In another thread, on some wheelbuilding articles by Eric Hjertberg that Dan posted at
http://www.thorncycles.co.uk/forums/index.php?topic=9043.0, Anto says:
very interesting stuff Dan if only i had the brain to study it focus gone after 10 seconds
Ha! I found an error in an obscure corner of the math in
Jobst Brandt's The Bicycle Wheel. Now, Jobst is undoubtedly a great engineer. Just one of the fabled things he did is design the brakes for grand prix cars when he worked at Porsche; for cyclists he's the originator of the slick road tyre when he was connected with Avocet in California, and many other clever ideas. But, like most great engineers (me included -- compare, for instance, my grand universal transfer function for thermionic tubes, which is too perfect to discuss with mere mortals, at
http://www.audio-talk.co.uk/fiultra/KISS%20141%20by%20Andre%20Jute.htm), as a human being Jobst is, to put it politely, apt to mistake correction for questioning his godhead. I finally got him admit the glitch and then discovered that he'd known about it for three editions, but hadn't corrected it
because nobody had spotted it! Of course it isn't an important error, because Jobst doesn't make important mistakes; in fact, it is so trivial that I'd need to look up the correspondence, which was public, to remember what precisely it was.
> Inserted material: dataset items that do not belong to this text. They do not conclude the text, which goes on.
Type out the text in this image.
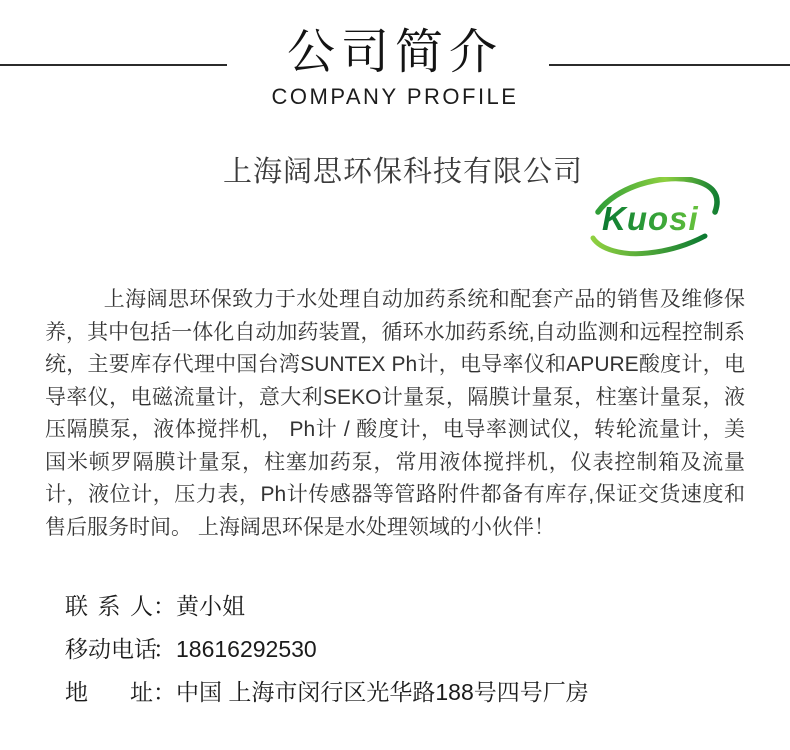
公司简介
COMPANY PROFILE
上海阔思环保科技有限公司
Kuosi
上海阔思环保致力于水处理自动加药系统和配套产品的销售及维修保养，其中包括一体化自动加药装置，循环水加药系统,自动监测和远程控制系统，主要库存代理中国台湾SUNTEX Ph计，电导率仪和APURE酸度计，电导率仪，电磁流量计，意大利SEKO计量泵，隔膜计量泵，柱塞计量泵，液压隔膜泵，液体搅拌机， Ph计 / 酸度计，电导率测试仪，转轮流量计，美国米顿罗隔膜计量泵，柱塞加药泵，常用液体搅拌机，仪表控制箱及流量计，液位计，压力表，Ph计传感器等管路附件都备有库存,保证交货速度和售后服务时间。 上海阔思环保是水处理领域的小伙伴！
联系人：黄小姐
移动电话：18616292530
地址：中国 上海市闵行区光华路188号四号厂房
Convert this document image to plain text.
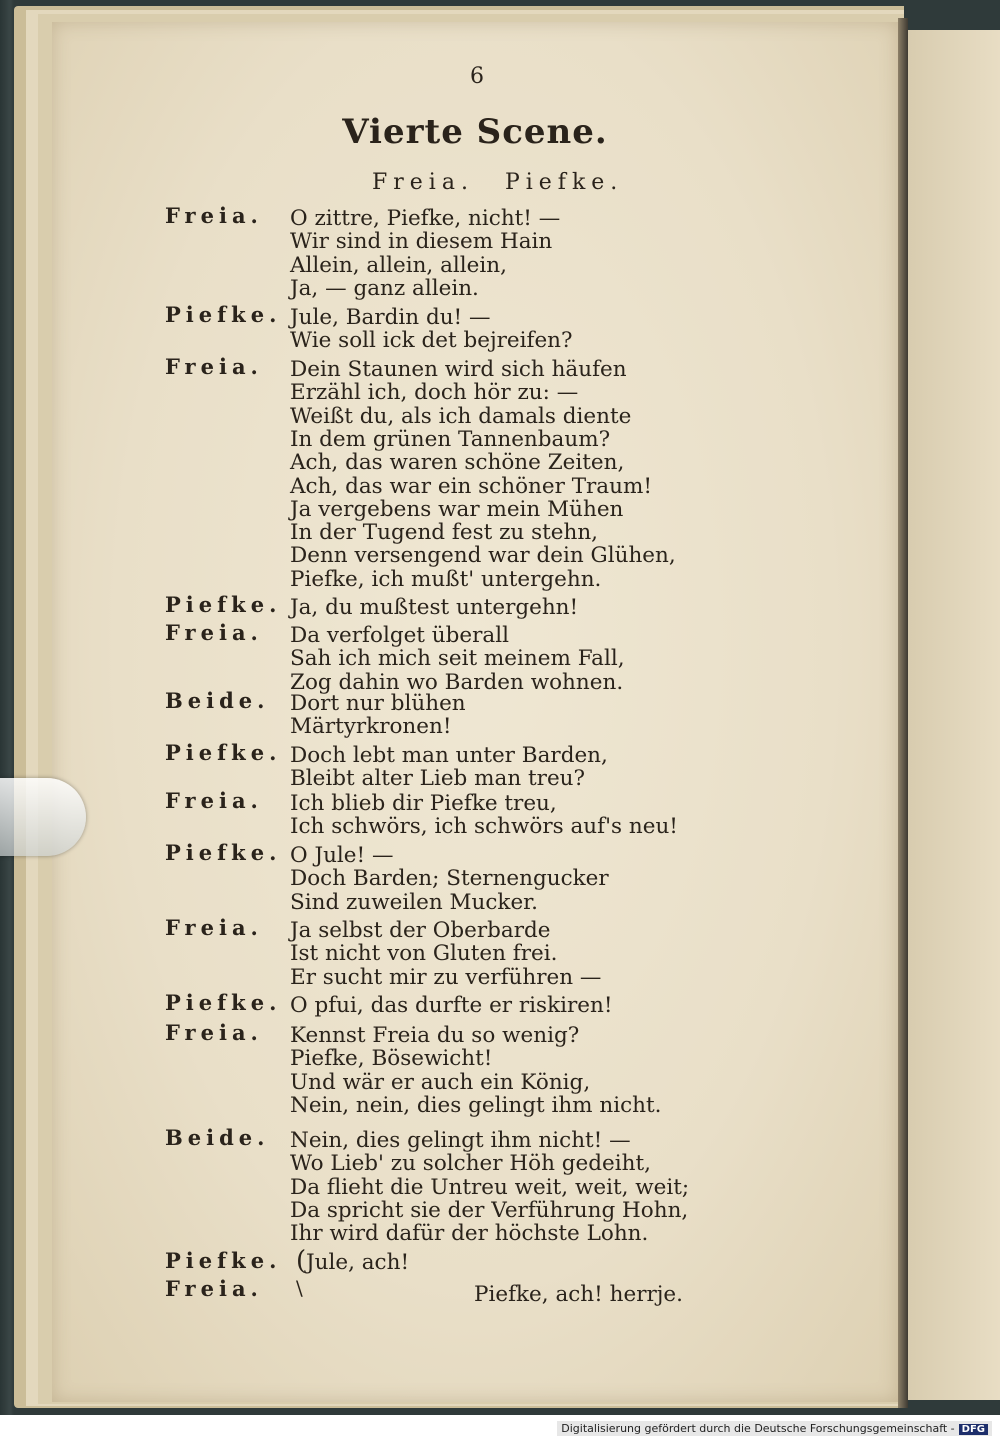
6
Vierte Scene.
Freia. Piefke.
Freia. O zittre, Piefke, nicht! —
Wir sind in diesem Hain
Allein, allein, allein,
Ja, — ganz allein.
Piefke. Jule, Bardin du! —
Wie soll ick det bejreifen?
Freia. Dein Staunen wird sich häufen
Erzähl ich, doch hör zu: —
Weißt du, als ich damals diente
In dem grünen Tannenbaum?
Ach, das waren schöne Zeiten,
Ach, das war ein schöner Traum!
Ja vergebens war mein Mühen
In der Tugend fest zu stehn,
Denn versengend war dein Glühen,
Piefke, ich mußt' untergehn.
Piefke. Ja, du mußtest untergehn!
Freia. Da verfolget überall
Sah ich mich seit meinem Fall,
Zog dahin wo Barden wohnen.
Beide. Dort nur blühen
Märtyrkronen!
Piefke. Doch lebt man unter Barden,
Bleibt alter Lieb man treu?
Freia. Ich blieb dir Piefke treu,
Ich schwörs, ich schwörs auf's neu!
Piefke. O Jule! —
Doch Barden; Sternengucker
Sind zuweilen Mucker.
Freia. Ja selbst der Oberbarde
Ist nicht von Gluten frei.
Er sucht mir zu verführen —
Piefke. O pfui, das durfte er riskiren!
Freia. Kennst Freia du so wenig?
Piefke, Bösewicht!
Und wär er auch ein König,
Nein, nein, dies gelingt ihm nicht.
Beide. Nein, dies gelingt ihm nicht! —
Wo Lieb' zu solcher Höh gedeiht,
Da flieht die Untreu weit, weit, weit;
Da spricht sie der Verführung Hohn,
Ihr wird dafür der höchste Lohn.
Piefke.
Freia.
(
\
Jule, ach!
Piefke, ach! herrje.
Digitalisierung gefördert durch die Deutsche Forschungsgemeinschaft - DFG
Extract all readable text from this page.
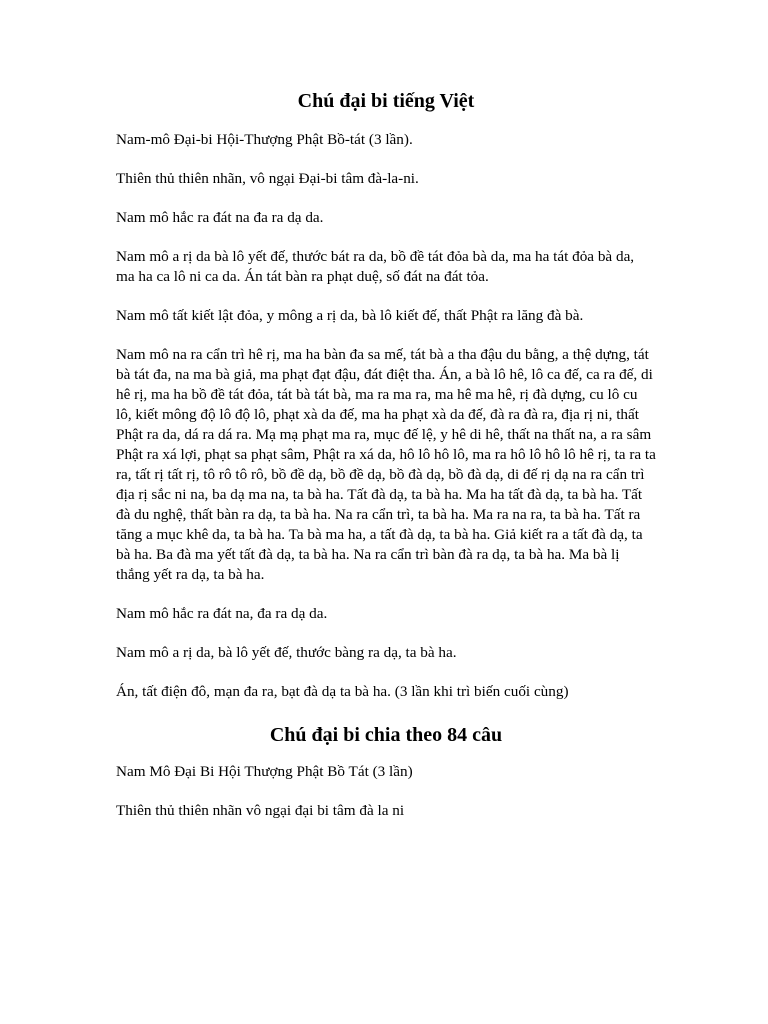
Chú đại bi tiếng Việt

Nam-mô Đại-bi Hội-Thượng Phật Bồ-tát (3 lần).

Thiên thủ thiên nhãn, vô ngại Đại-bi tâm đà-la-ni.

Nam mô hắc ra đát na đa ra dạ da.

Nam mô a rị da bà lô yết đế, thước bát ra da, bồ đề tát đỏa bà da, ma ha tát đỏa bà da, ma ha ca lô ni ca da. Án tát bàn ra phạt duệ, số đát na đát tỏa.

Nam mô tất kiết lật đỏa, y mông a rị da, bà lô kiết đế, thất Phật ra lăng đà bà.

Nam mô na ra cẩn trì hê rị, ma ha bàn đa sa mế, tát bà a tha đậu du bằng, a thệ dựng, tát bà tát đa, na ma bà giả, ma phạt đạt đậu, đát điệt tha. Án, a bà lô hê, lô ca đế, ca ra đế, di hê rị, ma ha bồ đề tát đỏa, tát bà tát bà, ma ra ma ra, ma hê ma hê, rị đà dựng, cu lô cu lô, kiết mông độ lô độ lô, phạt xà da đế, ma ha phạt xà da đế, đà ra đà ra, địa rị ni, thất Phật ra da, dá ra dá ra. Mạ mạ phạt ma ra, mục đế lệ, y hê di hê, thất na thất na, a ra sâm Phật ra xá lợi, phạt sa phạt sâm, Phật ra xá da, hô lô hô lô, ma ra hô lô hô lô hê rị, ta ra ta ra, tất rị tất rị, tô rô tô rô, bồ đề dạ, bồ đề dạ, bồ đà dạ, bồ đà dạ, di đế rị dạ na ra cẩn trì địa rị sắc ni na, ba dạ ma na, ta bà ha. Tất đà dạ, ta bà ha. Ma ha tất đà dạ, ta bà ha. Tất đà du nghệ, thất bàn ra dạ, ta bà ha. Na ra cẩn trì, ta bà ha. Ma ra na ra, ta bà ha. Tất ra tăng a mục khê da, ta bà ha. Ta bà ma ha, a tất đà dạ, ta bà ha. Giả kiết ra a tất đà dạ, ta bà ha. Ba đà ma yết tất đà dạ, ta bà ha. Na ra cẩn trì bàn đà ra dạ, ta bà ha. Ma bà lị thắng yết ra dạ, ta bà ha.

Nam mô hắc ra đát na, đa ra dạ da.

Nam mô a rị da, bà lô yết đế, thước bàng ra dạ, ta bà ha.

Án, tất điện đô, mạn đa ra, bạt đà dạ ta bà ha. (3 lần khi trì biến cuối cùng)

Chú đại bi chia theo 84 câu

Nam Mô Đại Bi Hội Thượng Phật Bồ Tát (3 lần)

Thiên thủ thiên nhãn vô ngại đại bi tâm đà la ni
What I remember is that I got a migraine from not believing Jobst could make an error, and trying to make the math come out like he said it should, over and over, and of course it wouldn't.
So, Anto, if the technicalities outstay the welcome of your attention span, just say that in a spirit of goodwill you searched for the error you're sure couldn't possibly lurk in such a respected man's work, and it gave you a headache, so you went off for a ride instead.